Spinal Compared with General Anesthesia in Contemporary Primary Total Hip Arthroplasties.

Autor: Owen AR; Department of Orthopedic Surgery, Mayo Clinic, Rochester, Minnesota., Amundson AW; Department of Anesthesiology and Perioperative Medicine, Mayo Clinic, Rochester, Minnesota., Fruth KM; Department of Quantitative Health Sciences, Mayo Clinic, Rochester, Minnesota., Duncan CM; Department of Anesthesiology and Perioperative Medicine, Mayo Clinic, Rochester, Minnesota., Smith HM; Department of Anesthesiology and Perioperative Medicine, Mayo Clinic, Rochester, Minnesota., Johnson RL; Department of Anesthesiology and Perioperative Medicine, Mayo Clinic, Rochester, Minnesota., Taunton MJ; Department of Orthopedic Surgery, Mayo Clinic, Rochester, Minnesota., Pagnano MW; Department of Orthopedic Surgery, Mayo Clinic, Rochester, Minnesota., Berry DJ; Department of Orthopedic Surgery, Mayo Clinic, Rochester, Minnesota., Abdel MP; Department of Orthopedic Surgery, Mayo Clinic, Rochester, Minnesota.
Jazyk: angličtina
Zdroj: The Journal of bone and joint surgery. American volume [J Bone Joint Surg Am] 2022 Sep 07; Vol. 104 (17), pp. 1542-1547. Date of Electronic Publication: 2022 Jun 17.

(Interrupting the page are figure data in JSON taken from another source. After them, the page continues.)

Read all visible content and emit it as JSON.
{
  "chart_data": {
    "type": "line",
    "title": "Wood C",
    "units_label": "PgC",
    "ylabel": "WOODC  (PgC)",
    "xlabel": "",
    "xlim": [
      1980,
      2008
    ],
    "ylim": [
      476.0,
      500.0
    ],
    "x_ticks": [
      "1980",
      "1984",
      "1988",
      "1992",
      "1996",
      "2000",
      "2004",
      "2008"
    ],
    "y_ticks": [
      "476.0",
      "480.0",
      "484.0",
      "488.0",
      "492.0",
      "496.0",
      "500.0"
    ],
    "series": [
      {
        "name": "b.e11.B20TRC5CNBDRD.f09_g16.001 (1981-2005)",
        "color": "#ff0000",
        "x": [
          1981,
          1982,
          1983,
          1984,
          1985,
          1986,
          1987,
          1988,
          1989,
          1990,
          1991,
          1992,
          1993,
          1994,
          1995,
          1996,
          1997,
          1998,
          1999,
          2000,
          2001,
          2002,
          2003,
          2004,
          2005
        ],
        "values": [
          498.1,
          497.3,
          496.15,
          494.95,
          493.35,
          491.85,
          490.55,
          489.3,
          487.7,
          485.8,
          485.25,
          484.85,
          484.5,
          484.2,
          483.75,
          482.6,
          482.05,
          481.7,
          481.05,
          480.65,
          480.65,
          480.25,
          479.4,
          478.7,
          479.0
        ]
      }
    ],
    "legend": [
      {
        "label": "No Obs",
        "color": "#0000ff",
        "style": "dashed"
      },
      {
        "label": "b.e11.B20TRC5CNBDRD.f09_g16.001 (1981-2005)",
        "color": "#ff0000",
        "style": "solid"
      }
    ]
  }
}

DOI: 10.2106/JBJS.22.00280
Abstrakt: Background: The specific advantages of spinal anesthesia compared with general anesthesia for primary total hip arthroplasty (THA) remains unknown. Therefore, this study aimed to investigate the pain control, length of stay, and postoperative outcomes associated with spinal anesthesia compared with general anesthesia in a large cohort of primary THAs from a single, high-volume academic institution.

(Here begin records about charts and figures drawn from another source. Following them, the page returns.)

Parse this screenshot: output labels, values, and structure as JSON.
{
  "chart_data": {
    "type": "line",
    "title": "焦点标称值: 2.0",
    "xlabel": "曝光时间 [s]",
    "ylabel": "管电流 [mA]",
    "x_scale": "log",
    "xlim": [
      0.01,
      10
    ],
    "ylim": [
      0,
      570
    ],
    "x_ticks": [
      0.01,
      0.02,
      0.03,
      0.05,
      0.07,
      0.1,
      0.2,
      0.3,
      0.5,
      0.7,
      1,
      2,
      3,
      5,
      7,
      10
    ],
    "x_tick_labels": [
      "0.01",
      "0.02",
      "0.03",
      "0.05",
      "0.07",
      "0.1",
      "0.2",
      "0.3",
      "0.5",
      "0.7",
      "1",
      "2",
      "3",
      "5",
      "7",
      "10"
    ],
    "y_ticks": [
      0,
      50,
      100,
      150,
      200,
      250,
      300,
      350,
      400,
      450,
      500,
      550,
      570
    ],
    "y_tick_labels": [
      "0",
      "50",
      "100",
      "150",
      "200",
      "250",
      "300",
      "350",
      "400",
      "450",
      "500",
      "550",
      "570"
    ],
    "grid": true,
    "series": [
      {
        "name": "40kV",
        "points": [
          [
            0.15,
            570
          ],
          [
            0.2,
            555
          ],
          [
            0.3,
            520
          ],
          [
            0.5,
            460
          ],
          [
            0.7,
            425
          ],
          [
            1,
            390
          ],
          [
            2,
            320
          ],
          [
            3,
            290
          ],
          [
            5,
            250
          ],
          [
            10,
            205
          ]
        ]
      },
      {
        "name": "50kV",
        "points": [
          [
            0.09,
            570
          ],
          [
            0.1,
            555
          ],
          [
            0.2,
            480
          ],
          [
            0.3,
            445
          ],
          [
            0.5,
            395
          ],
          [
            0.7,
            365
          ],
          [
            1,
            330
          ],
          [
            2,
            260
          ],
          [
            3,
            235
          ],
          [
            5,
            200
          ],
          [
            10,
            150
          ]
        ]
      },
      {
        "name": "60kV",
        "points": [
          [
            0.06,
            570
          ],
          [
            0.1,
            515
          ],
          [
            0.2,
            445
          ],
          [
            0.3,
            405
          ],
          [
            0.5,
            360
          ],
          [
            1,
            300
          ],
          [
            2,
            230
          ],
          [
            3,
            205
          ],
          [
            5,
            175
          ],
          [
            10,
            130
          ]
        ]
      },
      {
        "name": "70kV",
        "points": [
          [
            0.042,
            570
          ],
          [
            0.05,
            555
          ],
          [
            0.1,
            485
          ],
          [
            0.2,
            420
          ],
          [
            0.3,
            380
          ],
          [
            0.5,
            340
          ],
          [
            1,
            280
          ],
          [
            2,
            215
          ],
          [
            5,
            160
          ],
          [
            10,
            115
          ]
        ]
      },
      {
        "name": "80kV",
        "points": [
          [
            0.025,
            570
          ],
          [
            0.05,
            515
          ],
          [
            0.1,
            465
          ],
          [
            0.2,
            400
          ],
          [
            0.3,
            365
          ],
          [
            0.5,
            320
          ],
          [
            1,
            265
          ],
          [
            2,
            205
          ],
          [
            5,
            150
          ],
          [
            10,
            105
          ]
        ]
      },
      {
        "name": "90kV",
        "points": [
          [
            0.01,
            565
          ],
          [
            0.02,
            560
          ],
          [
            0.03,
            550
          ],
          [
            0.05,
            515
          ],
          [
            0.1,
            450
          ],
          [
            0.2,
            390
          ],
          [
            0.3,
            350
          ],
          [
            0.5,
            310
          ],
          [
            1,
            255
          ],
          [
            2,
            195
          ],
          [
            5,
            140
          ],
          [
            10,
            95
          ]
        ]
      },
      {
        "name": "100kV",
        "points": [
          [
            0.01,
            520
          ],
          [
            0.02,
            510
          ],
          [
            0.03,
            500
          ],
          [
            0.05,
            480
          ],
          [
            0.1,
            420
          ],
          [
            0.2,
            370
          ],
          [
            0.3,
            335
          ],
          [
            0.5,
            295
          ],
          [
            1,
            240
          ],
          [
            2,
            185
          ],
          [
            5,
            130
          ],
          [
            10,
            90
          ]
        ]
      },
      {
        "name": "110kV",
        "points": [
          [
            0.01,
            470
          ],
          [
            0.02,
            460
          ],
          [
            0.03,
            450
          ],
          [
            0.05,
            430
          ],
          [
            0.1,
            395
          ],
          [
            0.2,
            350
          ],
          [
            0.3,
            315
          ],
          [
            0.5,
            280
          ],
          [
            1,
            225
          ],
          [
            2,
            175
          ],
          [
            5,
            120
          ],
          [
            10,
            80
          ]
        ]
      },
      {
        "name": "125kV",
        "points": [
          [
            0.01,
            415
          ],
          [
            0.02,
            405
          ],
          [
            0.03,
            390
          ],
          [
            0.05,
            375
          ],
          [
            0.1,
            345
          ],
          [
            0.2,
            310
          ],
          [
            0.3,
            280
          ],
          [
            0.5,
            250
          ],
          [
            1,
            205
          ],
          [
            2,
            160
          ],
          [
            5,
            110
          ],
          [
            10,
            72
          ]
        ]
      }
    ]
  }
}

Methods: We retrospectively identified 13,730 primary THAs (11,319 patients) from 2001 to 2016 using our total joint registry. Of these cases, 58% had general anesthesia and 42% had spinal anesthesia. The demographic characteristics were similar between groups, with mean age of 64 years, 51% female, and mean body mass index (BMI) of 31 kg/m 2 . Data were analyzed using an inverse probability of treatment weighted model based on a propensity score that accounted for numerous patient and operative factors. The mean follow-up was 6 years.

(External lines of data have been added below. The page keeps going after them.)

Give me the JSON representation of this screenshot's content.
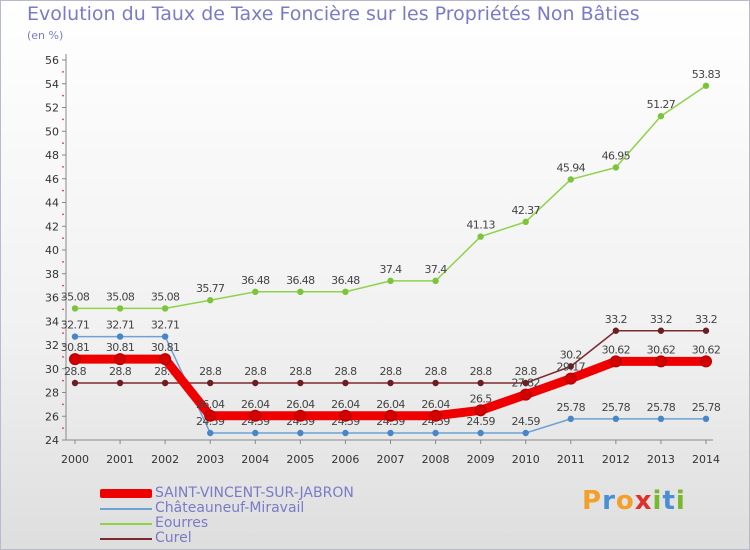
{
  "title": "Evolution du Taux de Taxe Foncière sur les Propriétés Non Bâties",
  "unit": "(en %)",
  "logo": {
    "text": "Proxiti",
    "colors": [
      "#f2a02a",
      "#4a8fd6",
      "#f2a02a",
      "#e0302a",
      "#77b82c",
      "#4a8fd6",
      "#77b82c"
    ]
  },
  "chart_data": {
    "type": "line",
    "title": "Evolution du Taux de Taxe Foncière sur les Propriétés Non Bâties",
    "ylabel": "(en %)",
    "xlabel": "",
    "ylim": [
      24,
      56
    ],
    "yticks": [
      24,
      26,
      28,
      30,
      32,
      34,
      36,
      38,
      40,
      42,
      44,
      46,
      48,
      50,
      52,
      54,
      56
    ],
    "grid": false,
    "legend": "bottom-left",
    "x": [
      "2000",
      "2001",
      "2002",
      "2003",
      "2004",
      "2005",
      "2006",
      "2007",
      "2008",
      "2009",
      "2010",
      "2011",
      "2012",
      "2013",
      "2014"
    ],
    "series": [
      {
        "name": "Curel",
        "color": "#7d2a2e",
        "marker": "#6b1f22",
        "values": [
          28.8,
          28.8,
          28.8,
          28.8,
          28.8,
          28.8,
          28.8,
          28.8,
          28.8,
          28.8,
          28.8,
          30.2,
          33.2,
          33.2,
          33.2
        ],
        "labels": [
          "28.8",
          "28.8",
          "28.8",
          "28.8",
          "28.8",
          "28.8",
          "28.8",
          "28.8",
          "28.8",
          "28.8",
          "28.8",
          "30.2",
          "33.2",
          "33.2",
          "33.2"
        ]
      },
      {
        "name": "Eourres",
        "color": "#8fd24a",
        "marker": "#7cc43b",
        "values": [
          35.08,
          35.08,
          35.08,
          35.77,
          36.48,
          36.48,
          36.48,
          37.4,
          37.4,
          41.13,
          42.37,
          45.94,
          46.95,
          51.27,
          53.83
        ],
        "labels": [
          "35.08",
          "35.08",
          "35.08",
          "35.77",
          "36.48",
          "36.48",
          "36.48",
          "37.4",
          "37.4",
          "41.13",
          "42.37",
          "45.94",
          "46.95",
          "51.27",
          "53.83"
        ]
      },
      {
        "name": "Châteauneuf-Miravail",
        "color": "#6ea2d4",
        "marker": "#4a86c6",
        "values": [
          32.71,
          32.71,
          32.71,
          24.59,
          24.59,
          24.59,
          24.59,
          24.59,
          24.59,
          24.59,
          24.59,
          25.78,
          25.78,
          25.78,
          25.78
        ],
        "labels": [
          "32.71",
          "32.71",
          "32.71",
          "24.59",
          "24.59",
          "24.59",
          "24.59",
          "24.59",
          "24.59",
          "24.59",
          "24.59",
          "25.78",
          "25.78",
          "25.78",
          "25.78"
        ]
      },
      {
        "name": "SAINT-VINCENT-SUR-JABRON",
        "color": "#ee0000",
        "marker": "#d40000",
        "values": [
          30.81,
          30.81,
          30.81,
          26.04,
          26.04,
          26.04,
          26.04,
          26.04,
          26.04,
          26.5,
          27.82,
          29.17,
          30.62,
          30.62,
          30.62
        ],
        "labels": [
          "30.81",
          "30.81",
          "30.81",
          "26.04",
          "26.04",
          "26.04",
          "26.04",
          "26.04",
          "26.04",
          "26.5",
          "27.82",
          "29.17",
          "30.62",
          "30.62",
          "30.62"
        ]
      }
    ]
  },
  "legend_items": [
    {
      "name": "SAINT-VINCENT-SUR-JABRON",
      "color": "#ee0000"
    },
    {
      "name": "Châteauneuf-Miravail",
      "color": "#6ea2d4"
    },
    {
      "name": "Eourres",
      "color": "#8fd24a"
    },
    {
      "name": "Curel",
      "color": "#7d2a2e"
    }
  ]
}
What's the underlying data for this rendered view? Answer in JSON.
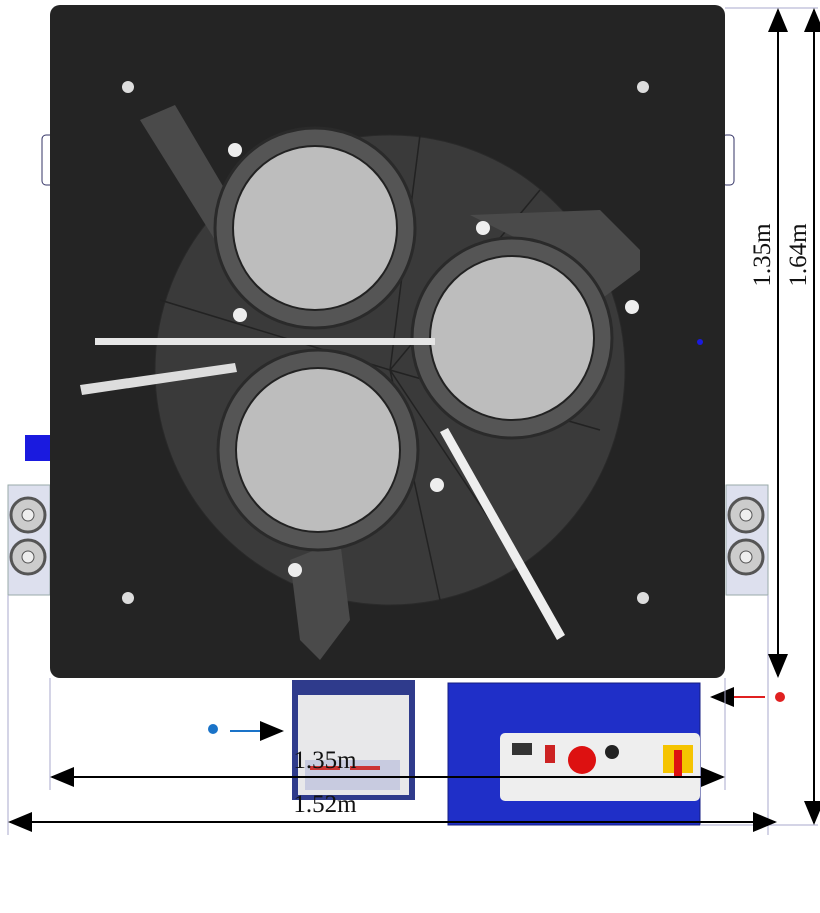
{
  "dimensions": {
    "plate_height": "1.35m",
    "total_height": "1.64m",
    "plate_width": "1.35m",
    "total_width": "1.52m"
  }
}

Results: Patients treated with spinal anesthesia had lower Numeric Pain Rating Scale (NPRS) scores (p < 0.001) and required fewer postoperative oral morphine equivalents (OMEs) at all time points evaluated (p < 0.001). Patients treated with spinal anesthesia also had shorter hospital length of stay (p = 0.02), fewer altered mental status events (odds ratio [OR], 0.7; p = 0.02), and fewer intensive care unit (ICU) admissions (OR, 0.7; p = 0.01). There was no difference in the incidence of deep vein thrombosis (p = 0.8), pulmonary embolism (p = 0.4), 30-day readmissions (p = 0.17), 90-day readmissions (p = 0.18), all-cause revisions (p = 0.17), or all-cause reoperations (p = 0.14).
Conclusions: In this large, single-institution study, we found that spinal anesthesia was associated with reduced pain scores and OME use postoperatively. Furthermore, spinal anesthesia resulted in fewer altered mental status events and ICU admissions. These data favor the use of spinal anesthesia in primary THAs.
Level of Evidence: Therapeutic Level III . See Instructions for Authors for a complete description of levels of evidence.